Basquiat's unique visual vocabulary of graffiti symbols & urban rage challenged accepted notions of art. His vivid paintings incorporated such diverse images as African masks, quotes from Leonardo di Vinci & Grey's Anatomy, Egyptian murals, pop culture, & jazz. Critics called his work childlike & menacing & neo-primitive.

 Basquiat associated with other artists whose work drew from popular culture: Andy Warhol, Julian Schnabel, & Keith Haring. Haring: "Basquiat’s stuff I saw on the walls was more poetry than graffiti. They were sort of philosophical poems . . . . On the surface they seemed really simple, but the minute I saw them I knew that they were more than that. From the beginning he was my favorite artist."


Embraced by the art world, Basquiat soared to international fame. In 1982 his work was exhibited in New York, Los Angeles, Rome, Rotterdam & Zurich. He was the youngest artist ever to be included in the prestigious German exhibition, Documenta 7. In 1985, he appeared on the cover of The NY Times Magazine. After Warhol died on February 22, 1987, Basquiat became increasingly isolated, and his heroin addiction and depression became more severe. After an attempt at sobriety during a trip to Maui, Hawaii, Basquiat died of a heroin overdose in his art studio on Great Jones Street in New York City's NoHo neighborhood on August 12, 1988, at the age of 27.

Several major museum retrospective exhibitions of Basquiat's works have been held since his death.
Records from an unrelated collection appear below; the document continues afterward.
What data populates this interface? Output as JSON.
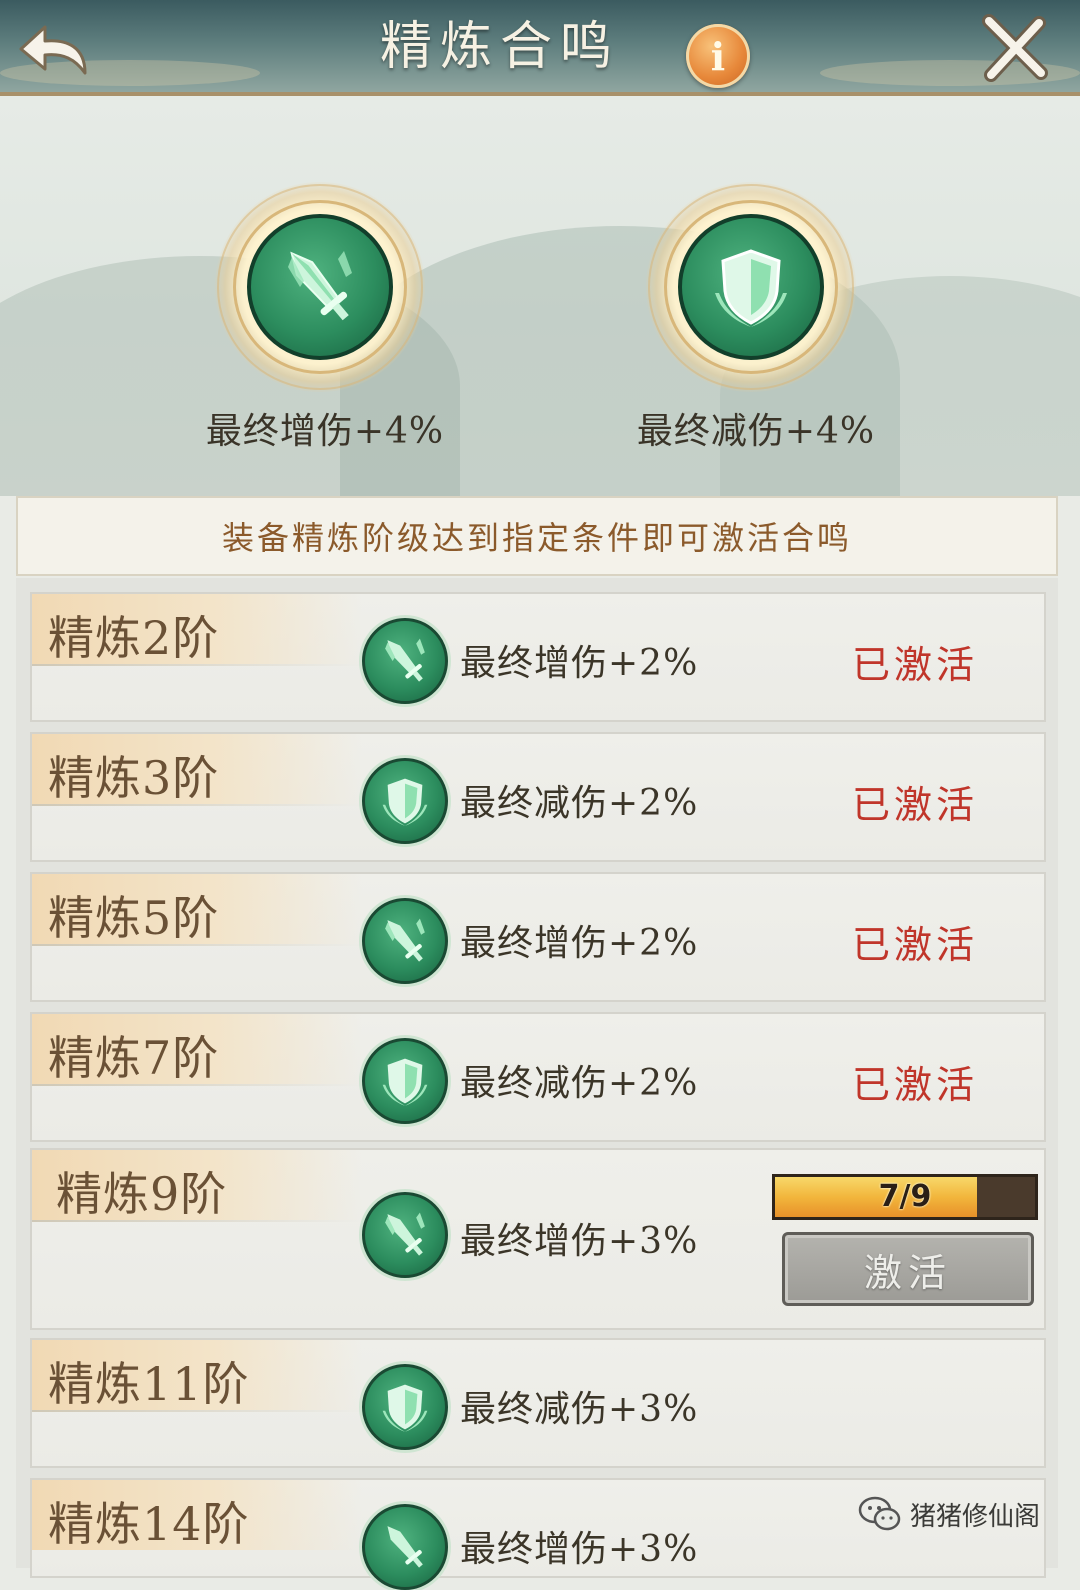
{
  "header": {
    "title": "精炼合鸣",
    "info_icon": "info-icon",
    "back_icon": "back-arrow-icon",
    "close_icon": "close-icon"
  },
  "summary": [
    {
      "icon": "sword-icon",
      "label": "最终增伤+4%"
    },
    {
      "icon": "shield-icon",
      "label": "最终减伤+4%"
    }
  ],
  "hint": "装备精炼阶级达到指定条件即可激活合鸣",
  "tiers": [
    {
      "label": "精炼2阶",
      "icon": "sword-icon",
      "effect": "最终增伤+2%",
      "status": "已激活"
    },
    {
      "label": "精炼3阶",
      "icon": "shield-icon",
      "effect": "最终减伤+2%",
      "status": "已激活"
    },
    {
      "label": "精炼5阶",
      "icon": "sword-icon",
      "effect": "最终增伤+2%",
      "status": "已激活"
    },
    {
      "label": "精炼7阶",
      "icon": "shield-icon",
      "effect": "最终减伤+2%",
      "status": "已激活"
    },
    {
      "label": "精炼9阶",
      "icon": "sword-icon",
      "effect": "最终增伤+3%",
      "progress_text": "7/9",
      "progress_fraction": 0.778,
      "button": "激活"
    },
    {
      "label": "精炼11阶",
      "icon": "shield-icon",
      "effect": "最终减伤+3%"
    },
    {
      "label": "精炼14阶",
      "icon": "sword-icon",
      "effect": "最终增伤+3%"
    }
  ],
  "watermark": "猪猪修仙阁",
  "colors": {
    "accent_green": "#2c8d5e",
    "status_red": "#c0352a",
    "progress_orange": "#f2b63c",
    "title_brown": "#6a5136"
  }
}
The first was the "Jean-Michel Basquiat" exhibition at the Whitney Museum in 1993. It subsequently traveled to museums in Texas, Iowa, & Alabama. Another major & influential exhibition was the "Basquiat" exhibition at the Brooklyn Museum in 2005.
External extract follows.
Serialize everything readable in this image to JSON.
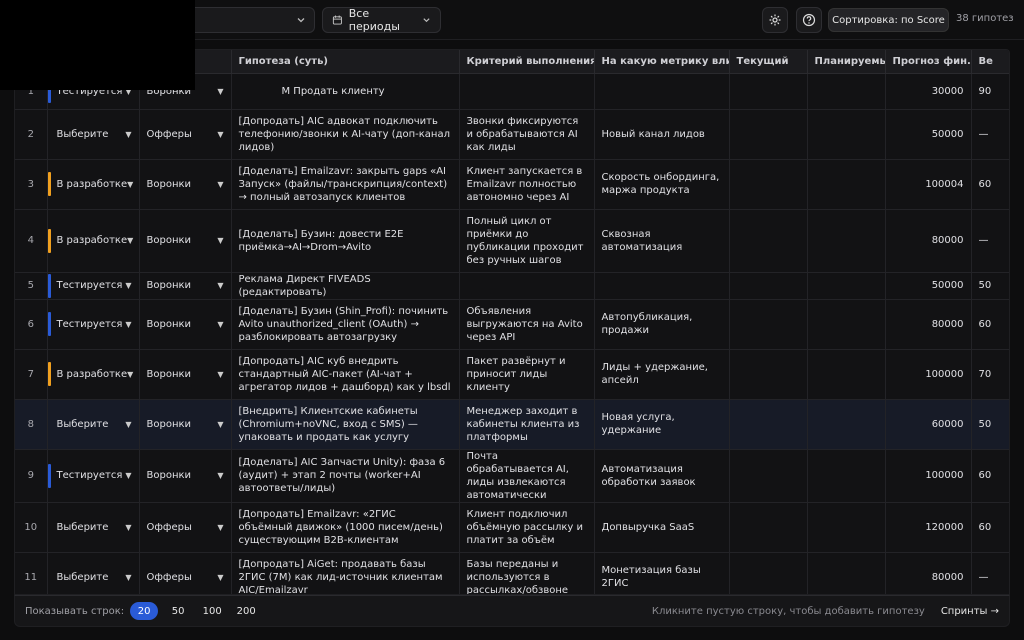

Until 2002, the highest price paid for an original work of Basquiat's was 3 million + at Christie's. in 2003, Basquiat's large piece- Profit I, owned by drummer Lars Ulrich of the heavy metal band Metallica, was set for auction again at Christie's. It sold $6 million.
In  2008, at another auction at Christie's, Ulrich sold a 1982 Basquiat piece, Untitled (Boxer), for $13,522,500 to an anonymous telephone bidder. The record price for a Basquiat painting was madein 2007, when an untitled Basquiat work from 1981 sold at Sotheby's in New York for $14.6 million.If you are interested in him. & you should be, try the 1996 film- Basquiat, directed by Julian Schnabel, with actor Jeffrey Wright playing Basquiat & David Bowie as Andy Warhol. Or try the2009 documentary Jean Michel Basquiat: The Radiant Child.